Le persone sanno cosa mangiano? Di che proporzioni è il costo ecologico dell’attuale modello di produzione agroalimentare? L’edizione dell’Internet Festival intitolata “Materia prima” non poteva esimersi dall’affrontare il tema del cibo e dell’alimentazione, portando sul palco del Geoide davanti alla Normale di Pisa due panel sull’hackingfood e il nextfood. Hackerare il cibo per dargli un nuovo futuro.
La campagna sta sparendo, aumenta in modo impressionante il numero di diabetici, celiaci, intolleranti a diversi alimenti, in un mondo dove un terzo del cibo prodotto non viene neppure raccolto. Com’è stato possibile arrivare a questo punto? Ha un futuro un modello dove ci sono centinaia di milioni di consumatori e poche decine di produttori in grado di influenzare le policy, le normative sulla qualità, persino i mezzi di informazione?
Ecco perché c’è chi sta facendo hacking, come le ragazze di cucina mancina, di Hack farm, creatura di Daniel Grover, che costruiscono piattaforme di condivisione online delle informazioni per fare community di cittadini (e contadini) consapevoli.

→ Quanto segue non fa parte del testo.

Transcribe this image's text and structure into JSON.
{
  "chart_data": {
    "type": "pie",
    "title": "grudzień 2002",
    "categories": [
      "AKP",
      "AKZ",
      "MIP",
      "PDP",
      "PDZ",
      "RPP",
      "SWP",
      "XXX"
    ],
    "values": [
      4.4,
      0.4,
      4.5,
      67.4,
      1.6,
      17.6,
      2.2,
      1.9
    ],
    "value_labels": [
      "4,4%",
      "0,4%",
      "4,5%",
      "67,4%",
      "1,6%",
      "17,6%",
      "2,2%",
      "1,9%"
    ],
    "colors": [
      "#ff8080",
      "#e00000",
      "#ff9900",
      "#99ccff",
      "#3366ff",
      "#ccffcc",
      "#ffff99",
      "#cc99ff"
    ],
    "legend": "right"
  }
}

C’è chi come Alessandro Pirani ha presentato il Future Food Institute, invece punta a una rete di imprese innovative. Sulla base dei foodhackathon, incuba le idee migliori del mondo per cambiare le regole di accesso al cibo e alle risorse alimentari. Sono le stesse imprese a finanziare centri di ricerca per scovare nuove soluzioni, nella maniera meno ideologizzata possibile (basti pensare all’esempio negativo del dibattito italiano sugli Ogm). Ottima notizia, da questo punto di vista, l’apertura presso l’università di Reggio-Modena del primo Master in Food Innovation. Saranno queste figure a porre le condizioni per intervenire sui tre punti deboli del sistema agroalimentare italiano: le politiche, il sostegno all’imprenditorialità, il contrasto alle desertificazioni alimentari.
Diversa, più social l’ispirazione di SoulFood, una piattaforma nata a Roma nel 2008 che si è inventata l’etichettatura aggiuntiva. Condivisione di saperi, di esperienze dirette col cibo, e un progetto di crowdfounding per arrivare a premere sui produttori con azioni di hacking del cibo: etichette positive per i produttori che rispettano certi criteri e una simpatica etichetta “machettemagni” per chi invece non dice nulla su cosa mette nel suo prodotto. E si intuisce il motivo.
Nick Difino, dall’alto della sua esperienza personale e della sua approfondita battaglia per un’alimentazione corretta – che passa anche da un originale format di eat-tertainement – in conclusione del suo intervento ha ricordato i principi che muovono l’hacking:
Informati, studia, rompi le scatole, cambia, ricostruisci. Anche per il cibo, che è cultura, identità, che costruisce il nostro dna, è importante cominciare a farlo.
Il cibo è una commodity, modernissima, senza dubbio, ma è anche molto di più. La Rete può riportarlo al centro della vita delle persone ridisegnandolo completamente, nella sua qualità, nell’impatto ambientale ed economico, negli effetti – tavolta impensabili – su diritti e geopolitica.